Last week found Dexter hunting a semi-retired serial killer at a nursing home, a plot I found convenient, unconvincing, distracting, and not nearly as funny as it seemed to think it was. Elsewhere on the nets, though, it was seen as a return to form, a throwback to the first season’s killer-of-the-week procedural format, before the show got overly invested in its guest stars, its Big Bads, the soap opera cast of Miami Homicide, and attempts to domesticate Dexter. We saw that in the season opener, too, with the high school reunion killer that Dexter was only able to trap because of a convenient (and unconvincing, and distracting) floozy gave Dex a hummer in the chemistry lab. In episodes two and four, however, there is no killer of the week: just the master plot.
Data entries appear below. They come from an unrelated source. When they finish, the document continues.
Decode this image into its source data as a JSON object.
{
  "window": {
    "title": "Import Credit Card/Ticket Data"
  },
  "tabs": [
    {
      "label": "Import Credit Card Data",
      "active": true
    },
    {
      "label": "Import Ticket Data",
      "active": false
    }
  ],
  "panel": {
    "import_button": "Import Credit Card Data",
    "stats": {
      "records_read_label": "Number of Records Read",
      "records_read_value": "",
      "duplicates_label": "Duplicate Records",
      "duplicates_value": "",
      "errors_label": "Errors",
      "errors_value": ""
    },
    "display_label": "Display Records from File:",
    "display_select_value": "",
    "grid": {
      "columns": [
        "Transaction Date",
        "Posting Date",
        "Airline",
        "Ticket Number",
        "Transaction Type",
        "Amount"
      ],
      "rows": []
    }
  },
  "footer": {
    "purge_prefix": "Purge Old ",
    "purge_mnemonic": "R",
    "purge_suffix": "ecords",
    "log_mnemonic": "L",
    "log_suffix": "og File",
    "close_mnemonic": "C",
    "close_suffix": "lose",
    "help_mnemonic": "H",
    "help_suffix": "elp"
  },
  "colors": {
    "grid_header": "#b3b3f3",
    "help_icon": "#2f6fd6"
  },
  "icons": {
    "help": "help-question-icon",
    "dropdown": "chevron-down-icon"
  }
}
Last year had this same feeling, like the cooks at Dexter HQ were trying to combine the show’s two main flavors—killer-of-the-week procedural and serial adventure-drama—into a single, satisfying slurry. This led to A) a clunky, repetitive ring-of-rapists master plot that provided Dexter with all of his kill-of-the-week targets, and B-) a bunch of hour-padding filler in the form of homicide-department-in-love soap opera hijinks. I didn’t like A), but I felt actually offended by the lameness of B-), and I think Showtime heard an earful about it. Switching out pointless office romance subplots for pointless kill-of-the-week subplots is a major improvement. Sure, they may be convenient and not entirely satisfying, but at least they hinge on something more relevant, fan-wise, than “Will Batista and Laguerta’s marriage ever work out??” Besides, if it means we get more episodes like this week’s I think I’ll be content to hang in there.